While I agree with you that the past should not be romanticized, much of what you're talking about was in the 50s and early 60s, not the 70s and 80s.
Attempted suicide ceased to be a crime in 1961; homosexuality in 1967 (though same-sex marriage was not possible till about 10 years ago). So far as I know, mixed race marriage was never illegal in the UK, though it was socially disapproved. It was illegal in many American states until the 1960s, but not here.
I do think that the idea that people looked and felt healthier in the past is incorrect. Obesity is commoner now, but is not the ONLY unhealthy characteristic that a person can have. People in the past were, for example, much more likely to smoke, and much more likely to work in dangerous and unhealthy conditions. People usually had a much shorter life expectancy.

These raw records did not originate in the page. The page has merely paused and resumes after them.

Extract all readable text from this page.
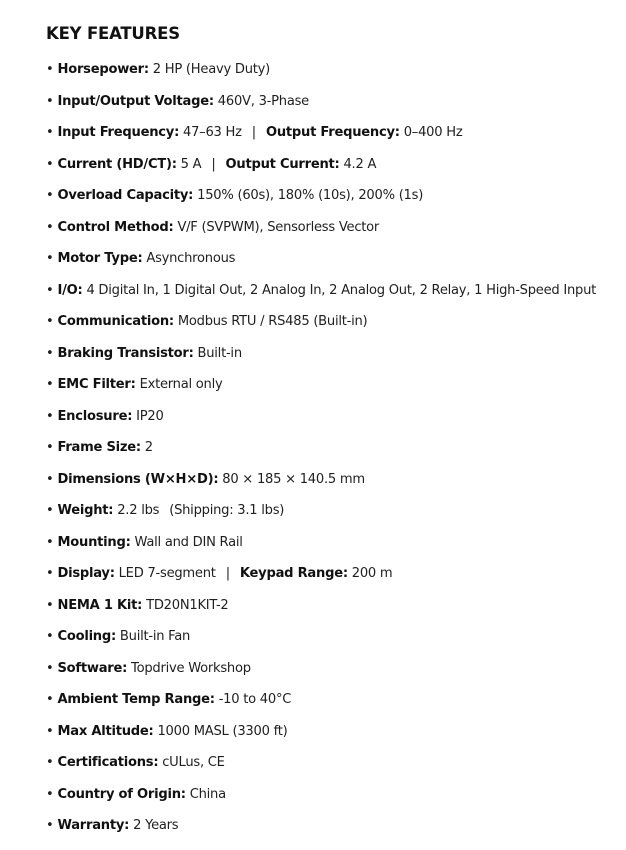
KEY FEATURES
• Horsepower: 2 HP (Heavy Duty)
• Input/Output Voltage: 460V, 3-Phase
• Input Frequency: 47–63 Hz | Output Frequency: 0–400 Hz
• Current (HD/CT): 5 A | Output Current: 4.2 A
• Overload Capacity: 150% (60s), 180% (10s), 200% (1s)
• Control Method: V/F (SVPWM), Sensorless Vector
• Motor Type: Asynchronous
• I/O: 4 Digital In, 1 Digital Out, 2 Analog In, 2 Analog Out, 2 Relay, 1 High-Speed Input
• Communication: Modbus RTU / RS485 (Built-in)
• Braking Transistor: Built-in
• EMC Filter: External only
• Enclosure: IP20
• Frame Size: 2
• Dimensions (W×H×D): 80 × 185 × 140.5 mm
• Weight: 2.2 lbs (Shipping: 3.1 lbs)
• Mounting: Wall and DIN Rail
• Display: LED 7-segment | Keypad Range: 200 m
• NEMA 1 Kit: TD20N1KIT-2
• Cooling: Built-in Fan
• Software: Topdrive Workshop
• Ambient Temp Range: -10 to 40°C
• Max Altitude: 1000 MASL (3300 ft)
• Certifications: cULus, CE
• Country of Origin: China
• Warranty: 2 Years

I think that much of the idea that people in the past were healthier comes from the fact that there were far fewer elderly people when life expectancy was shorter! Also, people with health problems and disabilities were less visible. Severe problems were either rapidly fatal, or resulted in institutionalization. Milder problems were often not even slightly accommodated before the Disablility Discrimination Act, and often resulted in people leading very restricted lives, physically, socially and financially, and spending much of their time at home and outside the wider society.
Also, people may think that 'health was better in 1982 than 2022', when they really mean that their own health was better in 1982 than in 2022. Which is probably because they were then in their 20s and are now in their 60s.